And so that's a very long question, but...
Yeah, what was the question?
Why do you think that the government has taken so long and is still very skeptical of these types of things?
I got like five ideas popping my head right away.
So hopefully I don't get too sidetracked.
For one, funding.
Because Big Pharma and insurance got us all by the balls, for sure.
They run the world.
And so I think funding is a big one because we can grow mushrooms in our closet.
We can grow our own psilocybin in our closet and do this at home.
And Big Pharma loses out big time there.
Two, we do have this, whatever the new war on drugs is, we got it, and I don't know what it looks like anymore, and where the ties are, and who's funding who, but that seems like a spiderweb that I haven't even thought about in years, because I won't even go down that road, but I don't know where we're at with that.
Three, we've handled it.
Really poorly in the past, starting, like, the biggest thing that comes to my mind would be In the 60s with MKUltra when they were testing Johns and there's a phenomenal book about it.
It's called Chaos by Tom O'Neill.
It's actually about the Manson family but how that was tied to the CIA and testing Johns on LSD in the 60s and so that was handled really badly because then that goes into a whole spider web into JFK and all kinds of stuff so We have a bad history with handling psychedelics and drugs in the government, so I'd say that's part of it.
Interesting.
I guess those are the three biggest things that stick out for me as to why we can't get on board and do it properly.
Well, I gotta tell you that I agree with you.
I think the biggest reason why they haven't done it to me is purely control.
You're right.
Big Pharma and the government, they have everybody by the balls.
The insurance industry has everybody by the nuts.
And if people are able to Heal themselves anyway and don't need Big Pharma and don't need your Percocet and your Vicodin and your Flexerol and your this and your that.
There's a lot of money to be lost by some of these people.
Right, because...
And they don't want to see that go.
Even if Big Pharma and insurance made a buck off it and they developed their own and they pushed it down our throats and Guess what?
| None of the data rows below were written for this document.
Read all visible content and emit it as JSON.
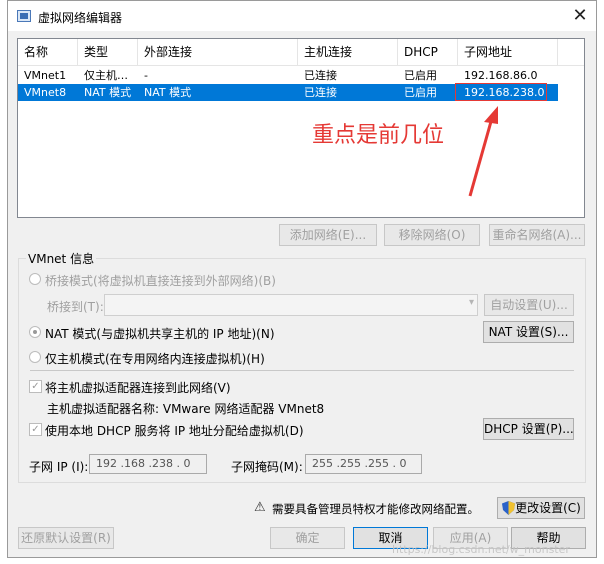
{
  "window": {
    "title": "虚拟网络编辑器",
    "close_glyph": "✕"
  },
  "table": {
    "columns": [
      "名称",
      "类型",
      "外部连接",
      "主机连接",
      "DHCP",
      "子网地址"
    ],
    "rows": [
      {
        "name": "VMnet1",
        "type": "仅主机…",
        "external": "-",
        "host": "已连接",
        "dhcp": "已启用",
        "subnet": "192.168.86.0",
        "selected": false
      },
      {
        "name": "VMnet8",
        "type": "NAT 模式",
        "external": "NAT 模式",
        "host": "已连接",
        "dhcp": "已启用",
        "subnet": "192.168.238.0",
        "selected": true
      }
    ]
  },
  "annotation": {
    "text": "重点是前几位",
    "color": "#e53935"
  },
  "list_buttons": {
    "add": "添加网络(E)...",
    "remove": "移除网络(O)",
    "rename": "重命名网络(A)..."
  },
  "vmnet_info": {
    "title": "VMnet 信息",
    "bridged_label": "桥接模式(将虚拟机直接连接到外部网络)(B)",
    "bridge_to_label": "桥接到(T):",
    "auto_settings": "自动设置(U)...",
    "nat_label": "NAT 模式(与虚拟机共享主机的 IP 地址)(N)",
    "nat_settings": "NAT 设置(S)...",
    "hostonly_label": "仅主机模式(在专用网络内连接虚拟机)(H)",
    "connect_adapter_label": "将主机虚拟适配器连接到此网络(V)",
    "adapter_name_label": "主机虚拟适配器名称: VMware 网络适配器 VMnet8",
    "dhcp_label": "使用本地 DHCP 服务将 IP 地址分配给虚拟机(D)",
    "dhcp_settings": "DHCP 设置(P)...",
    "subnet_ip_label": "子网 IP (I):",
    "subnet_ip_value": "192 .168 .238 . 0",
    "subnet_mask_label": "子网掩码(M):",
    "subnet_mask_value": "255 .255 .255 . 0",
    "selected_mode": "nat",
    "connect_adapter_checked": true,
    "dhcp_checked": true
  },
  "footer": {
    "admin_notice": "需要具备管理员特权才能修改网络配置。",
    "change_settings": "更改设置(C)",
    "restore_defaults": "还原默认设置(R)",
    "ok": "确定",
    "cancel": "取消",
    "apply": "应用(A)",
    "help": "帮助",
    "watermark": "https://blog.csdn.net/w_monster"
  },
  "colors": {
    "selection": "#0078d7",
    "accent_red": "#e53935"
  }
}
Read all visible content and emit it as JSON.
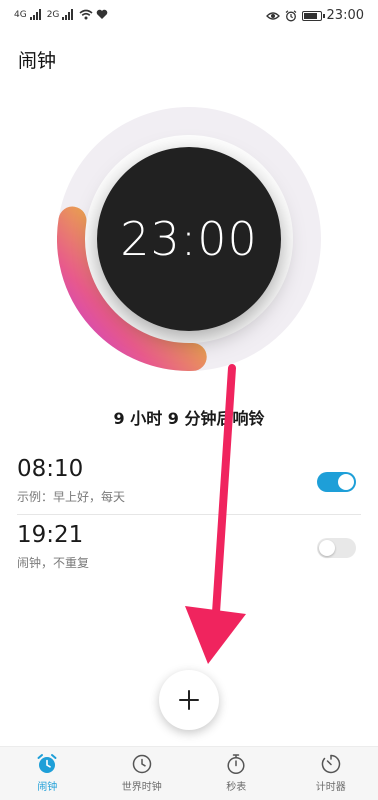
{
  "status_bar": {
    "network_1": "4G",
    "network_2": "2G",
    "time": "23:00"
  },
  "page_title": "闹钟",
  "dial": {
    "time": "23:00",
    "progress_fraction": 0.28
  },
  "ring_message": "9 小时 9 分钟后响铃",
  "alarms": [
    {
      "time": "08:10",
      "subtitle": "示例：早上好，每天",
      "enabled": true
    },
    {
      "time": "19:21",
      "subtitle": "闹钟，不重复",
      "enabled": false
    }
  ],
  "fab": {
    "icon": "plus-icon"
  },
  "tabs": [
    {
      "label": "闹钟",
      "icon": "alarm-clock-icon",
      "active": true
    },
    {
      "label": "世界时钟",
      "icon": "clock-icon",
      "active": false
    },
    {
      "label": "秒表",
      "icon": "stopwatch-icon",
      "active": false
    },
    {
      "label": "计时器",
      "icon": "timer-icon",
      "active": false
    }
  ],
  "colors": {
    "accent": "#1e9fd8",
    "arrow": "#f0245e",
    "dial_face": "#212121"
  }
}
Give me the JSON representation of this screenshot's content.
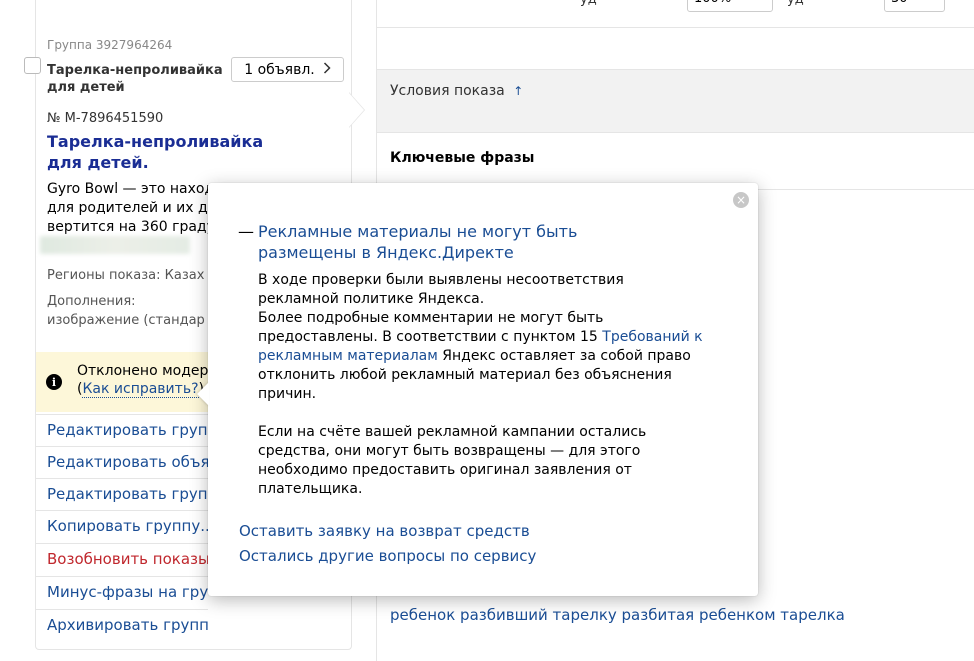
{
  "top": {
    "label1": "уд",
    "value1": "100%",
    "label2": "уд",
    "value2": "30"
  },
  "group": {
    "id_text": "Группа 3927964264",
    "name": "Тарелка-непроливайка для детей",
    "ads_button": "1 объявл.",
    "ad_number": "№ M-7896451590",
    "ad_title": "Тарелка-непроливайка для детей.",
    "ad_text_lines": [
      "Gyro Bowl — это наход",
      "для родителей и их д",
      "вертится на 360 граду"
    ],
    "regions": "Регионы показа:  Казах",
    "extras_label": "Дополнения:",
    "extras_value": "изображение (стандар",
    "rejected_text": "Отклонено модера",
    "rejected_link_prefix": "(",
    "rejected_link": "Как исправить?",
    "rejected_link_suffix": ")",
    "menu": [
      {
        "label": "Редактировать групп",
        "color": "#1a4d94"
      },
      {
        "label": "Редактировать объяв",
        "color": "#1a4d94"
      },
      {
        "label": "Редактировать групп",
        "color": "#1a4d94"
      },
      {
        "label": "Копировать группу...",
        "color": "#1a4d94"
      },
      {
        "label": "Возобновить показы",
        "color": "#c0272d"
      },
      {
        "label": "Минус-фразы на групу",
        "color": "#1a4d94"
      },
      {
        "label": "Архивировать группу",
        "color": "#1a4d94"
      }
    ]
  },
  "table": {
    "conditions_label": "Условия показа",
    "sort_arrow": "↑",
    "keywords_label": "Ключевые фразы",
    "phrases": "ребенок разбивший тарелку разбитая ребенком тарелка"
  },
  "popup": {
    "close": "×",
    "dash": "—",
    "title": "Рекламные материалы не могут быть размещены в Яндекс.Директе",
    "para1_a": "В ходе проверки были выявлены несоответствия рекламной политике Яндекса.",
    "para1_b": "Более подробные комментарии не могут быть предоставлены. В соответствии с пунктом 15 ",
    "para1_link": "Требований к рекламным материалам",
    "para1_c": " Яндекс оставляет за собой право отклонить любой рекламный материал без объяснения причин.",
    "para2": "Если на счёте вашей рекламной кампании остались средства, они могут быть возвращены — для этого необходимо предоставить оригинал заявления от плательщика.",
    "link1": "Оставить заявку на возврат средств",
    "link2": "Остались другие вопросы по сервису"
  },
  "colors": {
    "link": "#1a4d94",
    "title": "#1a2d94",
    "warning_bg": "#fdf7d9",
    "danger": "#c0272d"
  }
}
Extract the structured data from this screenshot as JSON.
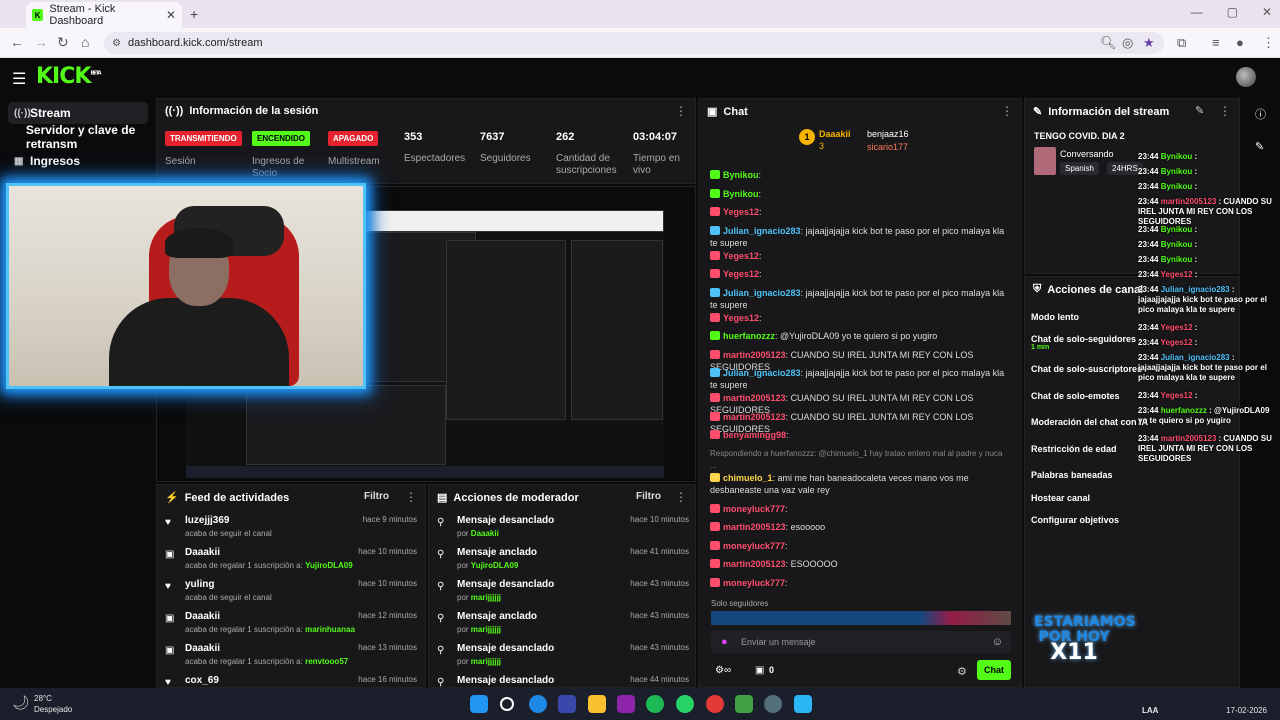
{
  "browser": {
    "tab_title": "Stream - Kick Dashboard",
    "url": "dashboard.kick.com/stream"
  },
  "kick": {
    "logo": "KICK",
    "logo_sup": "BETA"
  },
  "sidebar": {
    "items": [
      {
        "label": "Stream",
        "icon": "stream-icon"
      },
      {
        "label": "Servidor y clave de retransm",
        "icon": "key-icon"
      },
      {
        "label": "Ingresos",
        "icon": "chart-icon"
      }
    ]
  },
  "session": {
    "title": "Información de la sesión",
    "badges": [
      {
        "text": "TRANSMITIENDO",
        "label": "Sesión",
        "color": "#e5232f"
      },
      {
        "text": "ENCENDIDO",
        "label": "Ingresos de Socio",
        "color": "#53fc18"
      },
      {
        "text": "APAGADO",
        "label": "Multistream",
        "color": "#e5232f"
      }
    ],
    "stats": [
      {
        "value": "353",
        "label": "Espectadores"
      },
      {
        "value": "7637",
        "label": "Seguidores"
      },
      {
        "value": "262",
        "label": "Cantidad de suscripciones"
      },
      {
        "value": "03:04:07",
        "label": "Tiempo en vivo"
      }
    ]
  },
  "feed": {
    "title": "Feed de actividades",
    "filter": "Filtro",
    "items": [
      {
        "name": "luzejjj369",
        "desc": "acaba de seguir el canal",
        "time": "hace 9 minutos",
        "icon": "heart-icon"
      },
      {
        "name": "Daaakii",
        "desc": "acaba de regalar 1 suscripción a:",
        "target": "YujiroDLA09",
        "time": "hace 10 minutos",
        "icon": "gift-icon"
      },
      {
        "name": "yuling",
        "desc": "acaba de seguir el canal",
        "time": "hace 10 minutos",
        "icon": "heart-icon"
      },
      {
        "name": "Daaakii",
        "desc": "acaba de regalar 1 suscripción a:",
        "target": "marinhuanaa",
        "time": "hace 12 minutos",
        "icon": "gift-icon"
      },
      {
        "name": "Daaakii",
        "desc": "acaba de regalar 1 suscripción a:",
        "target": "renvtooo57",
        "time": "hace 13 minutos",
        "icon": "gift-icon"
      },
      {
        "name": "cox_69",
        "desc": "",
        "time": "hace 16 minutos",
        "icon": "heart-icon"
      }
    ]
  },
  "mod": {
    "title": "Acciones de moderador",
    "filter": "Filtro",
    "items": [
      {
        "action": "Mensaje desanclado",
        "by": "Daaakii",
        "time": "hace 10 minutos"
      },
      {
        "action": "Mensaje anclado",
        "by": "YujiroDLA09",
        "time": "hace 41 minutos"
      },
      {
        "action": "Mensaje desanclado",
        "by": "marijjjjjj",
        "time": "hace 43 minutos"
      },
      {
        "action": "Mensaje anclado",
        "by": "marijjjjjj",
        "time": "hace 43 minutos"
      },
      {
        "action": "Mensaje desanclado",
        "by": "marijjjjjj",
        "time": "hace 43 minutos"
      },
      {
        "action": "Mensaje desanclado",
        "by": "",
        "time": "hace 44 minutos"
      }
    ]
  },
  "chat": {
    "title": "Chat",
    "top": {
      "user1": "Daaakii",
      "count1": "3",
      "user2": "benjaaz16",
      "user3": "sicario177"
    },
    "messages": [
      {
        "user": "Bynikou",
        "text": "",
        "color": "#53fc18"
      },
      {
        "user": "Bynikou",
        "text": "",
        "color": "#53fc18"
      },
      {
        "user": "Yeges12",
        "text": "",
        "color": "#ff4d6d"
      },
      {
        "user": "Julian_ignacio283",
        "text": "jajaajjajajja kick bot te paso por el pico malaya kla te supere",
        "color": "#4fc3f7"
      },
      {
        "user": "Yeges12",
        "text": "",
        "color": "#ff4d6d"
      },
      {
        "user": "Yeges12",
        "text": "",
        "color": "#ff4d6d"
      },
      {
        "user": "Julian_ignacio283",
        "text": "jajaajjajajja kick bot te paso por el pico malaya kla te supere",
        "color": "#4fc3f7"
      },
      {
        "user": "Yeges12",
        "text": "",
        "color": "#ff4d6d"
      },
      {
        "user": "huerfanozzz",
        "text": "@YujiroDLA09 yo te quiero si po yugiro",
        "color": "#53fc18"
      },
      {
        "user": "martin2005123",
        "text": "CUANDO SU IREL JUNTA MI REY CON LOS SEGUIDORES",
        "color": "#ff4d6d"
      },
      {
        "user": "Julian_ignacio283",
        "text": "jajaajjajajja kick bot te paso por el pico malaya kla te supere",
        "color": "#4fc3f7"
      },
      {
        "user": "martin2005123",
        "text": "CUANDO SU IREL JUNTA MI REY CON LOS SEGUIDORES",
        "color": "#ff4d6d"
      },
      {
        "user": "martin2005123",
        "text": "CUANDO SU IREL JUNTA MI REY CON LOS SEGUIDORES",
        "color": "#ff4d6d"
      },
      {
        "user": "benyamingg98",
        "text": "",
        "color": "#ff4d6d"
      },
      {
        "reply": "Respondiendo a huerfanozzz: @chimuelo_1 hay tratao entero mal al padre y nuca ...",
        "user": "chimuelo_1",
        "text": "ami me han baneadocaleta veces mano vos me desbaneaste una vaz vale rey",
        "color": "#ffd54f"
      },
      {
        "user": "moneyluck777",
        "text": "",
        "color": "#ff4d6d"
      },
      {
        "user": "martin2005123",
        "text": "esooooo",
        "color": "#ff4d6d"
      },
      {
        "user": "moneyluck777",
        "text": "",
        "color": "#ff4d6d"
      },
      {
        "user": "martin2005123",
        "text": "ESOOOOO",
        "color": "#ff4d6d"
      },
      {
        "user": "moneyluck777",
        "text": "",
        "color": "#ff4d6d"
      }
    ],
    "followers_only": "Solo seguidores",
    "input_placeholder": "Enviar un mensaje",
    "send": "Chat",
    "points": "0"
  },
  "info": {
    "title": "Información del stream",
    "stream_title": "TENGO COVID. DIA 2",
    "category": "Conversando",
    "tags": [
      "Spanish",
      "24HRS"
    ],
    "actions_title": "Acciones de canal",
    "actions": [
      {
        "label": "Modo lento",
        "sub": ""
      },
      {
        "label": "Chat de solo-seguidores",
        "sub": "1 min"
      },
      {
        "label": "Chat de solo-suscriptores",
        "sub": ""
      },
      {
        "label": "Chat de solo-emotes",
        "sub": ""
      },
      {
        "label": "Moderación del chat con IA",
        "sub": ""
      },
      {
        "label": "Restricción de edad",
        "sub": ""
      },
      {
        "label": "Palabras baneadas",
        "sub": ""
      },
      {
        "label": "Hostear canal",
        "sub": ""
      },
      {
        "label": "Configurar objetivos",
        "sub": ""
      }
    ]
  },
  "overlay": {
    "logo_line1": "ESTARIAMOS",
    "logo_line2": "POR HOY",
    "logo_line3": "X11",
    "lines": [
      {
        "time": "23:44",
        "user": "Bynikou",
        "text": ""
      },
      {
        "time": "23:44",
        "user": "Bynikou",
        "text": ""
      },
      {
        "time": "23:44",
        "user": "Bynikou",
        "text": ""
      },
      {
        "time": "23:44",
        "user": "martin2005123",
        "text": "CUANDO SU IREL JUNTA MI REY CON LOS SEGUIDORES"
      },
      {
        "time": "23:44",
        "user": "Bynikou",
        "text": ""
      },
      {
        "time": "23:44",
        "user": "Bynikou",
        "text": ""
      },
      {
        "time": "23:44",
        "user": "Bynikou",
        "text": ""
      },
      {
        "time": "23:44",
        "user": "Yeges12",
        "text": ""
      },
      {
        "time": "23:44",
        "user": "Julian_ignacio283",
        "text": "jajaajjajajja kick bot te paso por el pico malaya kla te supere"
      },
      {
        "time": "23:44",
        "user": "Yeges12",
        "text": ""
      },
      {
        "time": "23:44",
        "user": "Yeges12",
        "text": ""
      },
      {
        "time": "23:44",
        "user": "Julian_ignacio283",
        "text": "jajaajjajajja kick bot te paso por el pico malaya kla te supere"
      },
      {
        "time": "23:44",
        "user": "Yeges12",
        "text": ""
      },
      {
        "time": "23:44",
        "user": "huerfanozzz",
        "text": "@YujiroDLA09 yo te quiero si po yugiro"
      },
      {
        "time": "23:44",
        "user": "martin2005123",
        "text": "CUANDO SU IREL JUNTA MI REY CON LOS SEGUIDORES"
      }
    ]
  },
  "taskbar": {
    "temp": "28°C",
    "weather": "Despejado",
    "lang": "LAA",
    "date": "17-02-2026"
  }
}
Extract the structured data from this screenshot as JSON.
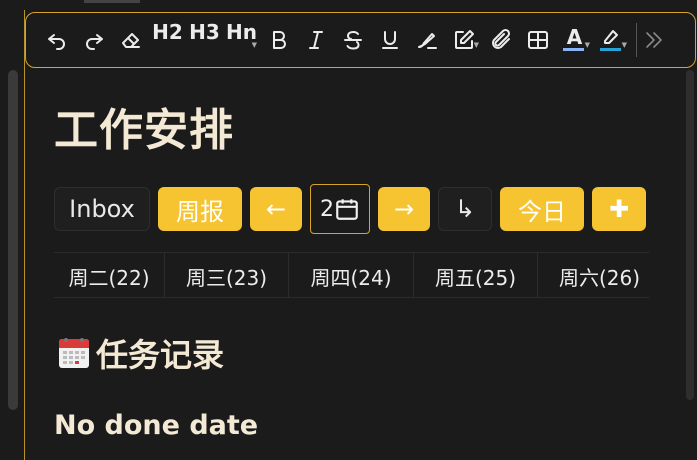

Nobody gets hooked on mushrooms.
You do what you need to do, and then you're done with that.
Even as a kid, it's like, ooh, I'm done with that for a good couple years, technically.
You ain't getting hooked on that.
Unlike painkillers.
You're getting hooked on them.
Guaranteed.
That's a good point.
How addictive are these things?
Is MDMA addictive?
I haven't heard that.
I don't believe so.
I don't...
I don't believe so.
I mean, I'm sure people do plenty.
I know...
MDMA is essentially ecstasy, right?
It is.
Yeah, that was the only...
That was the weird thing about that last...
She was great.
I think it was a really good clip that you had, but it was like she was trying to say that it's not ecstasy because it's, you know, this is pure and ecstasy is cut.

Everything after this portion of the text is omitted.